It’s this humanity, from everyone involved, that beats
behind the ribs of the story. The sense that even awful, awful people are
people, that they do what they can (or sometimes what they must), as much as
anyone else. This is a story of terrible decisions, for sure, as much as it’s a
story of shining spears, and blood painted on walls. But it’s also a story
which is unflinching in letting you into who its characters are, and into the
world they inhabit. That isn’t a comforting experience, but one which can sear
the soul. Which may sound a bit dramatic. But this is a dramatic book, too. It’s
prepared to let you revel in the chaos, the destruction, the nihilist drives
that it dishes out – and then quietly points out the horrors that sit behind
them.

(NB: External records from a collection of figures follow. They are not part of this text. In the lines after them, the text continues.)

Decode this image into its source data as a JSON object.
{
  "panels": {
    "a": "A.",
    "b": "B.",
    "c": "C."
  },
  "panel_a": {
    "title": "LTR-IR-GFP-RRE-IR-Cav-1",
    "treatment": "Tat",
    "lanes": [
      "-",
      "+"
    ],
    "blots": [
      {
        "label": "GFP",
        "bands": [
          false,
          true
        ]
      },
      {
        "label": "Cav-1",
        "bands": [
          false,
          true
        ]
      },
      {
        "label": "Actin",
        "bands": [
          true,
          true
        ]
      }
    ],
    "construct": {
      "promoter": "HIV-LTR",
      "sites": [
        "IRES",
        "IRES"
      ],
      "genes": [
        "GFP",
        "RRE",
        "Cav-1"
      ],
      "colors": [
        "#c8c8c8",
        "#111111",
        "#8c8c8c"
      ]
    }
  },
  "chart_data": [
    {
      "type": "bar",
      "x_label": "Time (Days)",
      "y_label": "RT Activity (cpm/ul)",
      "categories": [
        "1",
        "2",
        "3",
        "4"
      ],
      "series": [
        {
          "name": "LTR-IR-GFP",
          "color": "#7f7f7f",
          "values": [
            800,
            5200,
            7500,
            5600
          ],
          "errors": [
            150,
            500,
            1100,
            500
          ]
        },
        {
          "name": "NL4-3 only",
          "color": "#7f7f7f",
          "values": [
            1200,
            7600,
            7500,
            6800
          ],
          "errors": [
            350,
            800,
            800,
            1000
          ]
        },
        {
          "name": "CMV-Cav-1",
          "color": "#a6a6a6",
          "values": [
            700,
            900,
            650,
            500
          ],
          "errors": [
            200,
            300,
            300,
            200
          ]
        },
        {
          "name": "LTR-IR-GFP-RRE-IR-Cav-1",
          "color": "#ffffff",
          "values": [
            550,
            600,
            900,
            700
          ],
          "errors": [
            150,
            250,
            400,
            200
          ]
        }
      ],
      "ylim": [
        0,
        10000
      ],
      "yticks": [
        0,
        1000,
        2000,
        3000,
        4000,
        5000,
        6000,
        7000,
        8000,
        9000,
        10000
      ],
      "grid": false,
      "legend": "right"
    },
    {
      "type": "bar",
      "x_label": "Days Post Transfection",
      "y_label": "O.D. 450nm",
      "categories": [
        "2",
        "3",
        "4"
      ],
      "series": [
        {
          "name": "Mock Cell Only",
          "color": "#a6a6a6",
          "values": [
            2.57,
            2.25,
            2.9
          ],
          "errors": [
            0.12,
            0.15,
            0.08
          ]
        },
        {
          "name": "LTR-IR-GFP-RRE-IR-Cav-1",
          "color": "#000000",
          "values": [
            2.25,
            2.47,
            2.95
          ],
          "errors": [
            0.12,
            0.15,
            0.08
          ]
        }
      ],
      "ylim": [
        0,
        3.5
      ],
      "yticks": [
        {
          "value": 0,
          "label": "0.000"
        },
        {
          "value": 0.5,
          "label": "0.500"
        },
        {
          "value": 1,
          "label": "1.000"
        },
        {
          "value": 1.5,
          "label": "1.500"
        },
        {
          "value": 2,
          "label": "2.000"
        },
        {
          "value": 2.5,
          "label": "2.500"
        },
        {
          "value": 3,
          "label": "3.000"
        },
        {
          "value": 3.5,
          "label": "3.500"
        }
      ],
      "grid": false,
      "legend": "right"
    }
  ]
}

I was thinking about the end of The House
Of Sacrifice for days afterwards, trying to decide what it had persuaded me
to feel, and what I thought of it all. It’s a triumph of layered narrative –
and if a lot of those layers are trauma, death, struggle, death, defeat, death
, victory and, er, death…not all of them are. There’s hope among the embers,
maybe, and if not
that, then a sense of commonality, a sense of community –
even if it is that of an army on the march, willing and eager to burn
everything down.
So yeah. This is a great book. It will, as said previously,
grab you and refuse to let go until it’s done. It has heart, and soul, and it
has rather a lot of blood. It’s an unforgettable story, and one which ends on
its own terms, and ends very well indeed.